- Classification: Division I
- Season: 2014–15
- Teams: 11
- Site: Times Union Center Albany, New York
- Champions: Manhattan (5th title)
- Winning coach: Steve Masiello (2nd title)
- MVP: Ashton Pankey (Manhattan)
- Television: ESPN2, ESPN3

= 2015 MAAC men's basketball tournament =

The 2015 Metro Atlantic Athletic Conference men's basketball tournament was the postseason men's basketball tournament for the Metro Atlantic Athletic Conference for the 2014–15 NCAA Division I men's basketball season. It was held from March 5–9, 2015 at the Times Union Center in Albany, New York. No. 3 seed Manhattan upset No. 1 seed Iona 79–69 in the championship game and received the conference's automatic bid to the 2015 NCAA tournament. This was Manhattan's second consecutive MAAC tournament championship, and their third straight appearance in the championship game, with all three games also being against Iona.

==Seeds==
All 11 teams in the conference participate in the Tournament. The top five teams will receive byes to the quarterfinals. Teams are seeded by record within the conference, with a tiebreaker system to seed teams with identical conference records.

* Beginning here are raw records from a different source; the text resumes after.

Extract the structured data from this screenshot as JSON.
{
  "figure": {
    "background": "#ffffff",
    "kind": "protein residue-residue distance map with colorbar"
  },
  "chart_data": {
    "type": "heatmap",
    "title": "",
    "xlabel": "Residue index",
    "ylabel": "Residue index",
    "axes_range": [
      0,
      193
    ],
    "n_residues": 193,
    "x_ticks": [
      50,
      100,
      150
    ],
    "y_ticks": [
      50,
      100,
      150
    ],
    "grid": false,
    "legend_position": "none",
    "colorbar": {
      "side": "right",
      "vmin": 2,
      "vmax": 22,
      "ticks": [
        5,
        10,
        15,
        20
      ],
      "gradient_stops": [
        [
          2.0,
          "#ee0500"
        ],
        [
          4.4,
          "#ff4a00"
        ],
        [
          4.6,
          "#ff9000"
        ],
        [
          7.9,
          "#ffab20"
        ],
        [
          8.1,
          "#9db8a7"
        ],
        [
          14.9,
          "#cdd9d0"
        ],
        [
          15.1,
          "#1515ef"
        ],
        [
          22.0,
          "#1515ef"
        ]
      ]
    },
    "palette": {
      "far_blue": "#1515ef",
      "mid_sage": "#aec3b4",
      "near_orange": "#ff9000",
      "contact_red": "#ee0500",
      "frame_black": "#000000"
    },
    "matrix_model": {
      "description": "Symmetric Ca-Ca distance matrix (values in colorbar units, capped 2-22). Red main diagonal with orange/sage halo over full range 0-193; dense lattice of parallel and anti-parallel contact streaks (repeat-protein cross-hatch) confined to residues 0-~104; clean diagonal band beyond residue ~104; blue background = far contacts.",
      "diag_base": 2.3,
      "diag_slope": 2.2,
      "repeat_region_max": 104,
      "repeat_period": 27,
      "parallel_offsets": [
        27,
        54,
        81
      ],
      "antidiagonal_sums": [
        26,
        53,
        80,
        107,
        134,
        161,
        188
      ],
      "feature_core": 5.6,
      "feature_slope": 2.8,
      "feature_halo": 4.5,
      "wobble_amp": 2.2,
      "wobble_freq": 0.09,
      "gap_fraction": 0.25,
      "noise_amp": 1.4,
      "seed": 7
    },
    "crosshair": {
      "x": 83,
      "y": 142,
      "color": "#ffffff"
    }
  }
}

| Seed | School | Conference | Tiebreaker | Tiebreaker 2 |
|---|---|---|---|---|
| 1 | Iona | 17–3 |  |  |
| 2 | Rider | 15–5 |  |  |
| 3 | Manhattan | 13–7 | 2–0 vs Monmouth |  |
| 4 | Monmouth | 13–7 | 0–2 vs Manhattan |  |
| 5 | Canisius | 11–9 |  |  |
| 6 | Quinnipiac | 9–11 |  |  |
| 7 | St. Peter's | 8–12 |  |  |
| 8 | Siena | 7–13 | 2–0 vs Niagara |  |
| 9 | Niagara | 7–13 | 0–2 vs Siena |  |
| 10 | Fairfield | 5–15 | 1–1 vs Marist | 1–3 vs Manh/Monm |
| 11 | Marist | 5–15 | 1–1 vs Fairfield | 0–4 vs Manh/Monm |

==Schedule==

Session: Game; Time*; Matchup^{#}; Score; Television
First round – Thursday, March 5
1: 1; 5:00 PM; No. 8 Siena vs No. 9 Niagara; 71–54
2: 7:00 PM; No. 7 Saint Peter's vs No. 10 Fairfield; 63–33
3: 9:00 PM; No. 6 Quinnipiac vs No. 11 Marist; 74–80
Quarterfinals – Saturday, March 7
2: 4; 12:00 PM; No. 1 Iona vs No. 8 Siena; 74–71; ESPN3
5: 2:30 PM; No. 4 Monmouth vs No. 5 Canisius; 60–54
6: 5:30 PM; No. 2 Rider vs No. 7 Saint Peter's; 59–68
7: 8:00 PM; No. 3 Manhattan vs No. 11 Marist; 74–58
Semifinals – Sunday, March 8
3: 8; 4:30 PM; No. 1 Iona vs No. 4 Monmouth; 95–77; ESPN3
9: 7:00 PM; No. 3 Manhattan vs No. 7 Saint Peter's; 65–48
Championship – Monday, March 9
4: 10; 9:00 PM; No. 1 Iona vs No. 3 Manhattan; 69–79; ESPN2
*Game times in ET. #-Rankings denote tournament seeding.